In a sort of steroidal six-degrees-of-separation excercise, In Let the Great World Spin, Colum McCann spins a giant tale out of several disparate small tales. Sometimes the threads spin with a a leaden sense of doom, somtimes with a jolt of recognition and joy.
Set in the mid-70’s days of Vietnam, racial tension, and sexual revolution, Let the Great World Spin begins with a discomfiting scene at the World Trade Center twin towers. A tight-rope walker has inexplicably strung a wire between the twin towers and is performing a breathtaking balancing act, mid-air, in the exact spot that, years later, takes a punch in the gut from two airplanes.
Next we meet a young Irish man trying to make sense of the life his brother, Corrigan, has chosen to lead – the life of a priest whose only church exists under the freeway in the projects where his congregation – a group of hookers that include a mother and daughter team – ply their trade.
Next we meet Claire, a blue blood Park Avenue wife struggling with loosing her only son in Viet Nam. Through Claire, we meet Gloria, another grieving mother, but from the Bronx, a million miles from Park Place in the seventies. Gently unfolding fully developed characters, McCann gives us a judge, desperate for something, anything, meaningful in his life.

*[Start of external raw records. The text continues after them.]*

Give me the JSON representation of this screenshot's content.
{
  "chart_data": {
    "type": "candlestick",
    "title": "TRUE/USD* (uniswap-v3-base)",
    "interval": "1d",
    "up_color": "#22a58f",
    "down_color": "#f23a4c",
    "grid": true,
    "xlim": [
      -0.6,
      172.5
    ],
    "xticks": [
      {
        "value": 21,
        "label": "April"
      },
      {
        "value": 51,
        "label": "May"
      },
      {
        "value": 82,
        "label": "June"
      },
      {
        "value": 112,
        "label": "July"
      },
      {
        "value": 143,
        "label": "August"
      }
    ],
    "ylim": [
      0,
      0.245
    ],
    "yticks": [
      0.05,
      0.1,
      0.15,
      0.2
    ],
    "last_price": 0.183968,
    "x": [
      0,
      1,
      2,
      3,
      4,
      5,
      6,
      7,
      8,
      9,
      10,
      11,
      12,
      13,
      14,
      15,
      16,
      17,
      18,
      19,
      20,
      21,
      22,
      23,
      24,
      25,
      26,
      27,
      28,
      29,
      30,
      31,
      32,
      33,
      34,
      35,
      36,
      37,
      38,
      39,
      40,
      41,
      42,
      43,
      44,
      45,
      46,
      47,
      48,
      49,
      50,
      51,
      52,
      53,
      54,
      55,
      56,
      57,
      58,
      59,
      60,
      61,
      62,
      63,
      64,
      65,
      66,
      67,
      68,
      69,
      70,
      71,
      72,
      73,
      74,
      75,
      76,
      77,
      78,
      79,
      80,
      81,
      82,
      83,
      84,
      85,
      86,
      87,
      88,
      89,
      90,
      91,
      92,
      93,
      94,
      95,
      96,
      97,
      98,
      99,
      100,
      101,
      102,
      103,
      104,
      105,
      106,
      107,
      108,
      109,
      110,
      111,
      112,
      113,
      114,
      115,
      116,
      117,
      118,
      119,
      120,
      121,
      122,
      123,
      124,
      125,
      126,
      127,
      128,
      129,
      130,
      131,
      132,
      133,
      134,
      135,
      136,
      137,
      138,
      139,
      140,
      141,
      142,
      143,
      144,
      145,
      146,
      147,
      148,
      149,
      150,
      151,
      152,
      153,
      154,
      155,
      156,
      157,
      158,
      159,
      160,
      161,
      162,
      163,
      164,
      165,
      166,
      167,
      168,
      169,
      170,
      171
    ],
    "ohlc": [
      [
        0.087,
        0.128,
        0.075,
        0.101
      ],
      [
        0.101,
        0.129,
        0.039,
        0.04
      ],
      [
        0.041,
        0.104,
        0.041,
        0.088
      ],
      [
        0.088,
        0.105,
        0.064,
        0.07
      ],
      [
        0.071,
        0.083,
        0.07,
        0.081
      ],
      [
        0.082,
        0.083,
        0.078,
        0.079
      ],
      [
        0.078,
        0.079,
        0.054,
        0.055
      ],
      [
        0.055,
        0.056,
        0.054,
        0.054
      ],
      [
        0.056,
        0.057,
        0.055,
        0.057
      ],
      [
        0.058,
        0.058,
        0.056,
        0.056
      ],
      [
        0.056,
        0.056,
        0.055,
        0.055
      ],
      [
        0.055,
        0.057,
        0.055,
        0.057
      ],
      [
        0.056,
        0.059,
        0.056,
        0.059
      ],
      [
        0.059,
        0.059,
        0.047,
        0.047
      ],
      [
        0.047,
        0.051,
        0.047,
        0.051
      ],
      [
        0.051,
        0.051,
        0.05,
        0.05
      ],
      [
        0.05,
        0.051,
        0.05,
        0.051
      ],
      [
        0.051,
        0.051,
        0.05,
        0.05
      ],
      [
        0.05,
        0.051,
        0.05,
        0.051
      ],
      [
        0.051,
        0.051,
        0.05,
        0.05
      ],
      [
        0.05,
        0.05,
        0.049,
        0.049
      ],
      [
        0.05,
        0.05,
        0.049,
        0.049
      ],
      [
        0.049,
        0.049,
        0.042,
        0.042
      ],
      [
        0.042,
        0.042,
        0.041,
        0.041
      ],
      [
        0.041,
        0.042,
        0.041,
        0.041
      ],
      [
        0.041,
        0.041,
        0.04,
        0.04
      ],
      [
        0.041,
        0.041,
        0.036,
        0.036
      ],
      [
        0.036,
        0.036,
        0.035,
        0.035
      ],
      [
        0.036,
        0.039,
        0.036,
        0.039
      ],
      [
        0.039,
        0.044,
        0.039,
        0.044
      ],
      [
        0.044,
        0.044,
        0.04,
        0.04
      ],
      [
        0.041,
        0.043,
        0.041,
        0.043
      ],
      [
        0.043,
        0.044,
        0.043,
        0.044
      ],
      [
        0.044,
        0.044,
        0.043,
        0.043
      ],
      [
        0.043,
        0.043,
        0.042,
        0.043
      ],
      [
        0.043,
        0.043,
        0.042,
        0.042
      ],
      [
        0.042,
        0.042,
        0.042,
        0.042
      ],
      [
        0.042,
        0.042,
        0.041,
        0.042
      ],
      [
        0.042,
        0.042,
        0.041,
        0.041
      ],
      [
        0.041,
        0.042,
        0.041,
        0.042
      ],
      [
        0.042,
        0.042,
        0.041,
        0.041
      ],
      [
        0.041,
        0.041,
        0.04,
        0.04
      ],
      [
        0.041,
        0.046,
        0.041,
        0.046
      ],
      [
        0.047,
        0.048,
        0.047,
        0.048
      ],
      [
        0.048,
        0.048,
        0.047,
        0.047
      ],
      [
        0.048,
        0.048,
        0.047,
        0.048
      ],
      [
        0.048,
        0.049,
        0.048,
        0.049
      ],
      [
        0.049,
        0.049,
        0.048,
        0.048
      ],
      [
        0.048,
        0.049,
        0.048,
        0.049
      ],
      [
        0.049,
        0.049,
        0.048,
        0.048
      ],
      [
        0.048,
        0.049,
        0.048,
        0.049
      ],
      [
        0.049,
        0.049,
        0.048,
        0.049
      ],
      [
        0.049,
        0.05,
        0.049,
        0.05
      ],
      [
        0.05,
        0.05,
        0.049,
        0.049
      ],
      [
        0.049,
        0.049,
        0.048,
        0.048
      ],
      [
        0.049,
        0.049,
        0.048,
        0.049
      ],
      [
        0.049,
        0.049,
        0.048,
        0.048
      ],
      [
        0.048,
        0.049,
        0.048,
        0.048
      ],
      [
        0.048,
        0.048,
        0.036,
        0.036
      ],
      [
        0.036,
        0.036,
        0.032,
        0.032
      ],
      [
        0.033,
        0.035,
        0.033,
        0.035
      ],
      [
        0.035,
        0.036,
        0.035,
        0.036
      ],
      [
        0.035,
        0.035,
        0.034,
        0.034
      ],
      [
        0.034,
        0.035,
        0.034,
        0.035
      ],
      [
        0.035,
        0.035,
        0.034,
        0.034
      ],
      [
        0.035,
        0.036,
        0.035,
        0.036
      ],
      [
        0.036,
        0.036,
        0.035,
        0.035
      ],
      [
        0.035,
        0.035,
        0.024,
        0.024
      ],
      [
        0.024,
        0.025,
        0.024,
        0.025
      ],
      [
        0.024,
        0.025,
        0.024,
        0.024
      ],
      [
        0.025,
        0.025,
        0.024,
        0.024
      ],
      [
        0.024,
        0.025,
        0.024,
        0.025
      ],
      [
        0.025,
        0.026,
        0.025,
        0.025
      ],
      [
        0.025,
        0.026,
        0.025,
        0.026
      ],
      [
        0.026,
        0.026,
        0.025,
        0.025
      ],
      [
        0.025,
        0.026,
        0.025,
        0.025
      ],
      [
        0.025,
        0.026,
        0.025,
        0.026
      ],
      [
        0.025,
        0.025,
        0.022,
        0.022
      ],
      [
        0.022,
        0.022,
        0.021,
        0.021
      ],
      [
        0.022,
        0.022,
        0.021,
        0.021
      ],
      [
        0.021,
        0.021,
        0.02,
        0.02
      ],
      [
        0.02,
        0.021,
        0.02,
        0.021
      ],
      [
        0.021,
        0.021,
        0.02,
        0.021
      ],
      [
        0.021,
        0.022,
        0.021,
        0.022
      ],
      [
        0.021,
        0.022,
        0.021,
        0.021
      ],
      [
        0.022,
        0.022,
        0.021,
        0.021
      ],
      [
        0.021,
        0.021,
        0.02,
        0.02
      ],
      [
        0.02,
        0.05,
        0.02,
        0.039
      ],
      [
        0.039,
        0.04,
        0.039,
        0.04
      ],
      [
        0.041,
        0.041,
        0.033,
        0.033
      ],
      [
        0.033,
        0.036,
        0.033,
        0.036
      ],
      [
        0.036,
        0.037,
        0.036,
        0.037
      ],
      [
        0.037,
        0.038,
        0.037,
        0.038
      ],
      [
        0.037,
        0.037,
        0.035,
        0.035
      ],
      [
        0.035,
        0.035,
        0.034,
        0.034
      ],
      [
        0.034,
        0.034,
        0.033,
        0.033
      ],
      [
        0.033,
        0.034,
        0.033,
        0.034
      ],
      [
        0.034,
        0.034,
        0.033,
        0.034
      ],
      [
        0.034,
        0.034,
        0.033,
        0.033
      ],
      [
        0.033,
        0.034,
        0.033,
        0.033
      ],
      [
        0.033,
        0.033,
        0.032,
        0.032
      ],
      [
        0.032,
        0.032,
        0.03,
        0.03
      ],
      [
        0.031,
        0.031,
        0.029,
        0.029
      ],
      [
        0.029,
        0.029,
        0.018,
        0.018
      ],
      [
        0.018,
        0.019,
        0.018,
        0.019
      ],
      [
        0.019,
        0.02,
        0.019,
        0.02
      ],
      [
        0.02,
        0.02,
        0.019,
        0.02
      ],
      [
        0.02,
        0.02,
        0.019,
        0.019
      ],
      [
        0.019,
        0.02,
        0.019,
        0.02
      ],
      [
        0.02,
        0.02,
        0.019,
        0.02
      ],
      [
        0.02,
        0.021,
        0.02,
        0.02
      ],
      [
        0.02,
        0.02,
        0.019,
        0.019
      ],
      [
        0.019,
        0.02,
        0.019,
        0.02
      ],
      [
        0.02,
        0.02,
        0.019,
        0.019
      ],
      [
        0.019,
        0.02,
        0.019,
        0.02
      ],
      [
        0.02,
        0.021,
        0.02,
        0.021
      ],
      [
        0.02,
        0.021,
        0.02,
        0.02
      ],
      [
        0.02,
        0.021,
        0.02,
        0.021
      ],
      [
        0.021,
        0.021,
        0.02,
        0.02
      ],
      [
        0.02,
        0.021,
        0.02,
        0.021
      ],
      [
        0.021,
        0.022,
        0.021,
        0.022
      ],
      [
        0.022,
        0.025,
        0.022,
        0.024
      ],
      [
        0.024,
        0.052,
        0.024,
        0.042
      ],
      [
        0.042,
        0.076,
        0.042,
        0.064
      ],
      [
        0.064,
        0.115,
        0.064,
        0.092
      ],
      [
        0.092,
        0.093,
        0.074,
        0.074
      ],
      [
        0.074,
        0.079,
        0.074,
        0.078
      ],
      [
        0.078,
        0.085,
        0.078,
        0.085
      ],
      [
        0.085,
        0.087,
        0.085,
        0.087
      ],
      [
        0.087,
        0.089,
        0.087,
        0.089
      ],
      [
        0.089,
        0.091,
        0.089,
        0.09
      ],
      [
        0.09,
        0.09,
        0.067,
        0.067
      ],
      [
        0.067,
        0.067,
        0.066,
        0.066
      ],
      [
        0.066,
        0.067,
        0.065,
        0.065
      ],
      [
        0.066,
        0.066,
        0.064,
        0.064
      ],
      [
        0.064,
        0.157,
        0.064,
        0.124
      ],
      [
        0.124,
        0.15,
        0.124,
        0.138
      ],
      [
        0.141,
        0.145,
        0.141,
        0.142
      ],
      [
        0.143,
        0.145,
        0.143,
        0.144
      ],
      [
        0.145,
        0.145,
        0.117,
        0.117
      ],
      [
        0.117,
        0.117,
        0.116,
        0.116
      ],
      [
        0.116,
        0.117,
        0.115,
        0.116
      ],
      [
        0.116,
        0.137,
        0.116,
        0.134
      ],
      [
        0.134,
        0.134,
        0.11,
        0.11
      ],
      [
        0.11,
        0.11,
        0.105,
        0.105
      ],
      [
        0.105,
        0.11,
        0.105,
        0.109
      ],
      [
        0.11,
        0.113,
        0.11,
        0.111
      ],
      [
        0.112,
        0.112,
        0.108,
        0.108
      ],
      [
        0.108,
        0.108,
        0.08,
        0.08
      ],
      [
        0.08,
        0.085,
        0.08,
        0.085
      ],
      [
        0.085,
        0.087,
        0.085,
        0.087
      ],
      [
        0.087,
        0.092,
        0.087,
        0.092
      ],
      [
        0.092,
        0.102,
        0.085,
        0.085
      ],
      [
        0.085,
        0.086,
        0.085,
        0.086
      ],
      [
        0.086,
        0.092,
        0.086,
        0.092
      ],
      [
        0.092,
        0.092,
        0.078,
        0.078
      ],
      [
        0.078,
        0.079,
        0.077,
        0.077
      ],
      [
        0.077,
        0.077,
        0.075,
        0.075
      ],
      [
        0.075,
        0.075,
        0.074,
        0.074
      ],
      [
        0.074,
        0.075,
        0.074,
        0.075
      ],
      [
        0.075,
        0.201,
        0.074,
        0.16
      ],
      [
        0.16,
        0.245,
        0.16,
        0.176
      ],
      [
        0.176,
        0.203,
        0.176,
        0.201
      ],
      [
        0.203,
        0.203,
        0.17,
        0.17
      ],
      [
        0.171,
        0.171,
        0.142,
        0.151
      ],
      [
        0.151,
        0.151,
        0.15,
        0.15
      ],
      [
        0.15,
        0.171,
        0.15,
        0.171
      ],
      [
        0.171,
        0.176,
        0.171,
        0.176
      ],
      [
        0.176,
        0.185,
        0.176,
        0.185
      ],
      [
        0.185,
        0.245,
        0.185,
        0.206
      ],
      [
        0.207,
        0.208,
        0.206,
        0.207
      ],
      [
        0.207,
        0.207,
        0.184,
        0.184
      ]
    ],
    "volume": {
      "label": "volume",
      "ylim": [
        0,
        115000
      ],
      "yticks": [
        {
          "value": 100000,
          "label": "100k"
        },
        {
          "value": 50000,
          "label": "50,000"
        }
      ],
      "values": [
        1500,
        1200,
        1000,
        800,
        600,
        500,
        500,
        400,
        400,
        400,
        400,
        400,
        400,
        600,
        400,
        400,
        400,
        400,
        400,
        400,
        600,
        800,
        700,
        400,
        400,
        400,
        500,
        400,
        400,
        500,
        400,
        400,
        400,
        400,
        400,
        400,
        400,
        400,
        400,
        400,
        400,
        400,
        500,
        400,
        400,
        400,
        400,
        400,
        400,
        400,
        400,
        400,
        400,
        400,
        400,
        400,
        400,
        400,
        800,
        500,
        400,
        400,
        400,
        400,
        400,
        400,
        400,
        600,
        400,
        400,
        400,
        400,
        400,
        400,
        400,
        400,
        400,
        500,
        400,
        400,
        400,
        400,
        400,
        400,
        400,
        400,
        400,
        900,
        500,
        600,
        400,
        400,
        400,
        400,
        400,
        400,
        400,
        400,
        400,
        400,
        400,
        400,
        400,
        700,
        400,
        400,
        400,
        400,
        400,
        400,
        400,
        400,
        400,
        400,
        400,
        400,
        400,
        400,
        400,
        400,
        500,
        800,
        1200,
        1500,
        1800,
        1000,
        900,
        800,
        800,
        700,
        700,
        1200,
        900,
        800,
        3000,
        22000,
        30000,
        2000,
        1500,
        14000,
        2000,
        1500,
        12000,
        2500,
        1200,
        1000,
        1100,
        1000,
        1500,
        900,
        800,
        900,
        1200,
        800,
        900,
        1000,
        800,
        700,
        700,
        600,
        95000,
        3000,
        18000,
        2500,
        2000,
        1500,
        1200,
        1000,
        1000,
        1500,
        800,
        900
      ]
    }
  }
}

He gives us a self-centered new-aged artist and the woman who is more than ready to walk away from him, given good enough reason — which she has after a monstrous car crash.
If any of these tales sounds comical, they are not. They are wry, ironic, and sharp. But not comic. There is no “I knew it all along” moment for the reader. McCann’s writing is delicate enough to avoid reeking of conicidence yet strong enough – like the tightrope- that each scene carries its own weight. In Let the Great World Spin, Colum McCann suspends relational definitions. People slide into common orbit through nothing more than grief. With nothing more than being in the wrong place at the wrong time, lives change. With nothing but shared awe at a speck prancing boldly in the sky, bonds forge. While familial relationships form the baseline bonds for most people, sometimes it is the encounter with a stranger that leads to the most important bonds.
The end of most books telegraph their arrival by dwindling pages and a sense of denouement. Even very great books can have unsatisfying conclusions. The best books leave the reader missing the characters. The ending of Let the Great World Spin took me by surprise. Literally, I must admit I was fooled by the inclusion of a readers’ guide in my edition. When I reached the last page of the last chapter, I expected to turn the page to a new chapter, but I didn’t. It’s not that the book ends abruptly – not in the way that disappoints a reader hungering for resolution. The abruptness is due instead, to the circular nature of the tale. I was engaged to the last word. Though I expected to read on, immediately I knew that the story ended right where it needed to end. The only way to survive loss is to keep moving. McCann’s story moves in a rich, full and expanding circle. Being a Nashvillian, I couldn’t help thinking, in the words of bluegrass musician Alvin Pleasant Carter, “Will the circle be unbroken, Lord, by and by, Lord, by and by.”